Historical population
| Census | Pop. | Note | %± |
| 1790 | 45 |  | — |
| 1820 | 2,626 |  | — |
| 1830 | 3,716 |  | 41.5% |
| 1840 | 5,465 |  | 47.1% |
| 1850 | 8,734 |  | 59.8% |
| 1860 | 1,841 |  | −78.9% |
| 1870 | 1,680 |  | −8.7% |
| 1880 | 1,590 |  | −5.4% |
| 1890 | 1,448 |  | −8.9% |
| 1900 | 1,372 |  | −5.2% |
| 1910 | 1,237 |  | −9.8% |
| 1920 | 1,183 |  | −4.4% |
| 1930 | 2,074 |  | 75.3% |
| 1940 | 3,265 |  | 57.4% |
| 1950 | 5,747 |  | 76.0% |
| 1960 | 9,858 |  | 71.5% |
| 1970 | 12,267 |  | 24.4% |
| 1980 | 12,233 |  | −0.3% |
| 1990 | 12,310 |  | 0.6% |
| 2000 | 11,454 |  | −7.0% |
| 2010 | 11,252 |  | −1.8% |
| 2020 | 10,983 |  | −2.4% |
| 2021 (est.) | 10,876 |  | −1.0% |
U.S. Decennial Census

== Subdivisions ==
- Castle Creek - A hamlet in the northwestern part of the town, served by Exit 7 of Interstate 81.

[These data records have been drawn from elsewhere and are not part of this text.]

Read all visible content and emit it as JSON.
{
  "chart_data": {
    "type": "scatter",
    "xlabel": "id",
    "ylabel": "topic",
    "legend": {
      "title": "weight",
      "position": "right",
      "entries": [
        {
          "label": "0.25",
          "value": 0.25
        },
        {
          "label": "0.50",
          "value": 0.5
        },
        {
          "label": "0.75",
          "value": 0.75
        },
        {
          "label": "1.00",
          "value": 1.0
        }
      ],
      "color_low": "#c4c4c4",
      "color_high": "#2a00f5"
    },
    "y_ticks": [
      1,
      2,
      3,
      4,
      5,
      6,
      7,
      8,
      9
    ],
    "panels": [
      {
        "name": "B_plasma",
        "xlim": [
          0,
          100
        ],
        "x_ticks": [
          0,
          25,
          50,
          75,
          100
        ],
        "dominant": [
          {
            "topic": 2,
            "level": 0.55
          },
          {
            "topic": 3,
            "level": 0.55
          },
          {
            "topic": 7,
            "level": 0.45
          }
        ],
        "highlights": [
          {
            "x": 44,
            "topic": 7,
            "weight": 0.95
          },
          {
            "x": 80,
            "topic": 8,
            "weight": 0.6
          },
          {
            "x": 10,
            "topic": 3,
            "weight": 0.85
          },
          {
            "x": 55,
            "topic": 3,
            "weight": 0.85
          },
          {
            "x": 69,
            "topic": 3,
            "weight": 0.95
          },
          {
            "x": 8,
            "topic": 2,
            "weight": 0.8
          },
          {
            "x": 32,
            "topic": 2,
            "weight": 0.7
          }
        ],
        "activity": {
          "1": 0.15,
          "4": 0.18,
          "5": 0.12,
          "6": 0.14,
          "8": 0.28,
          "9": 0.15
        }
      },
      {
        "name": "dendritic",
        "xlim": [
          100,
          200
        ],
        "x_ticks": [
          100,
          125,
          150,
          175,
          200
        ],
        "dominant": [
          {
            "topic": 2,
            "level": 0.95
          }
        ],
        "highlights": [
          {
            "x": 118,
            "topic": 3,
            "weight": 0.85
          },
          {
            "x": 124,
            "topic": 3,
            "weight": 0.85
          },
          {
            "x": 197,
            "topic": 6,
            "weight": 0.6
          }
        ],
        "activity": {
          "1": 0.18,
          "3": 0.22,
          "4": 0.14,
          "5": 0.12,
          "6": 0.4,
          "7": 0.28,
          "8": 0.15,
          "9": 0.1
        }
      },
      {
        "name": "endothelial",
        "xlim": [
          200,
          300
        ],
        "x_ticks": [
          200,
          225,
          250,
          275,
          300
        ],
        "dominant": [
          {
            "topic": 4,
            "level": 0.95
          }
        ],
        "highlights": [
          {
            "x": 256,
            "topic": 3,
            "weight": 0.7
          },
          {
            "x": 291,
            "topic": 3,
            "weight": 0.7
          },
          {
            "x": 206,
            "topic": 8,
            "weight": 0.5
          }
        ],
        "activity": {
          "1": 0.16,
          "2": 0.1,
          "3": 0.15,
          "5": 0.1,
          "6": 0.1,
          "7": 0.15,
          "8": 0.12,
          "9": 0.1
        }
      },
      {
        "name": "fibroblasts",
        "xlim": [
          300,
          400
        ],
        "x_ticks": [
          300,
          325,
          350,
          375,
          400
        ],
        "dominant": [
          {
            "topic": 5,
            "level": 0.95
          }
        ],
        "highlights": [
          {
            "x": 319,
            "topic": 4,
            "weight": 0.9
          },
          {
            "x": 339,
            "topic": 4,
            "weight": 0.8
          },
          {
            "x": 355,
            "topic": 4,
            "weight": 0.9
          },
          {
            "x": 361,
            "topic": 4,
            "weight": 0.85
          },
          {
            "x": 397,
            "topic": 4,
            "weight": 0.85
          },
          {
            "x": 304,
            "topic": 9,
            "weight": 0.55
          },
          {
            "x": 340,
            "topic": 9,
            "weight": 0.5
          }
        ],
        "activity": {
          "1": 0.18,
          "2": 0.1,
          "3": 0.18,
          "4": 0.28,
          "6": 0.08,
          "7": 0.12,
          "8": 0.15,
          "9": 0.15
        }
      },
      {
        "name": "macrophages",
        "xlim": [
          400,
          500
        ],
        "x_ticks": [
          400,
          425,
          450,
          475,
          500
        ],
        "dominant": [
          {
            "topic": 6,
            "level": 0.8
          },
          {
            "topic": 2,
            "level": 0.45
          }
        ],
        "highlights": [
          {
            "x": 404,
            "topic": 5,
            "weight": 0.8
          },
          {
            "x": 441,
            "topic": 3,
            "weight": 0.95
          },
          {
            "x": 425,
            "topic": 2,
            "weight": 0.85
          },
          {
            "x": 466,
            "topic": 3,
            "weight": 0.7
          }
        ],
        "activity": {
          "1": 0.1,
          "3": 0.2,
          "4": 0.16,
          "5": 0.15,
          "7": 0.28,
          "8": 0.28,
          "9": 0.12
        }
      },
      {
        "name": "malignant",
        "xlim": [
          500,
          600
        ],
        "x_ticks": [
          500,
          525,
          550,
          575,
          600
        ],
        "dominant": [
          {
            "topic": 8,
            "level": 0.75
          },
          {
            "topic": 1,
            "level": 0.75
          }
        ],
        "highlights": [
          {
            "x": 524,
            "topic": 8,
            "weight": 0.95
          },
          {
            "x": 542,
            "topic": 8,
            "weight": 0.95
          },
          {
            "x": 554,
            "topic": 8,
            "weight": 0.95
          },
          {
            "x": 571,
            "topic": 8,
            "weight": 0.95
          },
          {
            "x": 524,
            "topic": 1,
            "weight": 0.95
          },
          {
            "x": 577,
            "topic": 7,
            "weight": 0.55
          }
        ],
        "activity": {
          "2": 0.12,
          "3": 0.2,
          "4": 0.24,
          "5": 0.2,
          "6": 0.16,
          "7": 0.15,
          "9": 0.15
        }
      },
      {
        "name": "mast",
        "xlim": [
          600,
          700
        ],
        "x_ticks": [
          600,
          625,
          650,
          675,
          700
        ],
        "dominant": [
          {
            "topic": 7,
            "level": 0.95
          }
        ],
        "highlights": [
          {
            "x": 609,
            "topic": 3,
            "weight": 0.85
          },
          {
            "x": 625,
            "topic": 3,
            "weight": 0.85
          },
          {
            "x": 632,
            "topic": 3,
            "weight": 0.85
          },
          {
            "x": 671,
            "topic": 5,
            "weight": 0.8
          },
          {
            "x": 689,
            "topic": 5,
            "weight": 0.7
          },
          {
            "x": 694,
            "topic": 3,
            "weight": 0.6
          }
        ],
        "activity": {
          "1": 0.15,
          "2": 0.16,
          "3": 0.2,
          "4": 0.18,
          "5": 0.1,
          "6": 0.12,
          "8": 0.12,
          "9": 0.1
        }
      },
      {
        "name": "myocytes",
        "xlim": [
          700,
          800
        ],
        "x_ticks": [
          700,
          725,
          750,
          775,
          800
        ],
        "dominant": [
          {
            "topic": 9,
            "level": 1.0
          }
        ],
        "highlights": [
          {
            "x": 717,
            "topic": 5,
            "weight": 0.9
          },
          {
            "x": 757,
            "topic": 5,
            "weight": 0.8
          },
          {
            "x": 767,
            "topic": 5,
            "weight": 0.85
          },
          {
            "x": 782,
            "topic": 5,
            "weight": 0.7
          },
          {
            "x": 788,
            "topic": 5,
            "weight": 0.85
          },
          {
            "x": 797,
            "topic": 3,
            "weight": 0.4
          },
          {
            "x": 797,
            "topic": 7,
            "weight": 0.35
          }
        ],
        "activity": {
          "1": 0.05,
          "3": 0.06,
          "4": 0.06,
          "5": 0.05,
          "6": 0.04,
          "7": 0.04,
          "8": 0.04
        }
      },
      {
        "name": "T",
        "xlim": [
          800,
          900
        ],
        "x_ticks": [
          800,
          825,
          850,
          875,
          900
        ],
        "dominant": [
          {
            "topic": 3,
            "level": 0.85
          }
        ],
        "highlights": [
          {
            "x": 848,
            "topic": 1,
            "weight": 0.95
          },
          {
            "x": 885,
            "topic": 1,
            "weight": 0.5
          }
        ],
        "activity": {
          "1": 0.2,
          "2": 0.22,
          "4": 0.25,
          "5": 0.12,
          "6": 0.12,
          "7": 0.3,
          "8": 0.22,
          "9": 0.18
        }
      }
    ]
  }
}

- Chenango Bridge - A hamlet (and census-designated place) in the southern section of the town by the Chenango River, served by Exit 2 of Interstate 88 on the opposite side of the river.
- Chenango Forks - A hamlet in the northeastern part of the town, shared partly with the Town of Barker.
- Chenango Valley
- Glen Castle - A hamlet north of Hinmans Corners on US Route 11.
- Hinman's Corners - The intersection of NY-12 and US-11, served by Exit 6 of Interstate 81.
- Kattelville - A hamlet northeast of Newmans Corners on NY-12.
- Newmans Corners - A hamlet on NY-12 in the southern part of the town, north of Chenango Bridge.
- Nimmonsburg - A hamlet in the southern part of town bordering the town of Dickinson and located on Interstate 81 south of Hinman's Corners
- West Chenango - A hamlet by the western town line.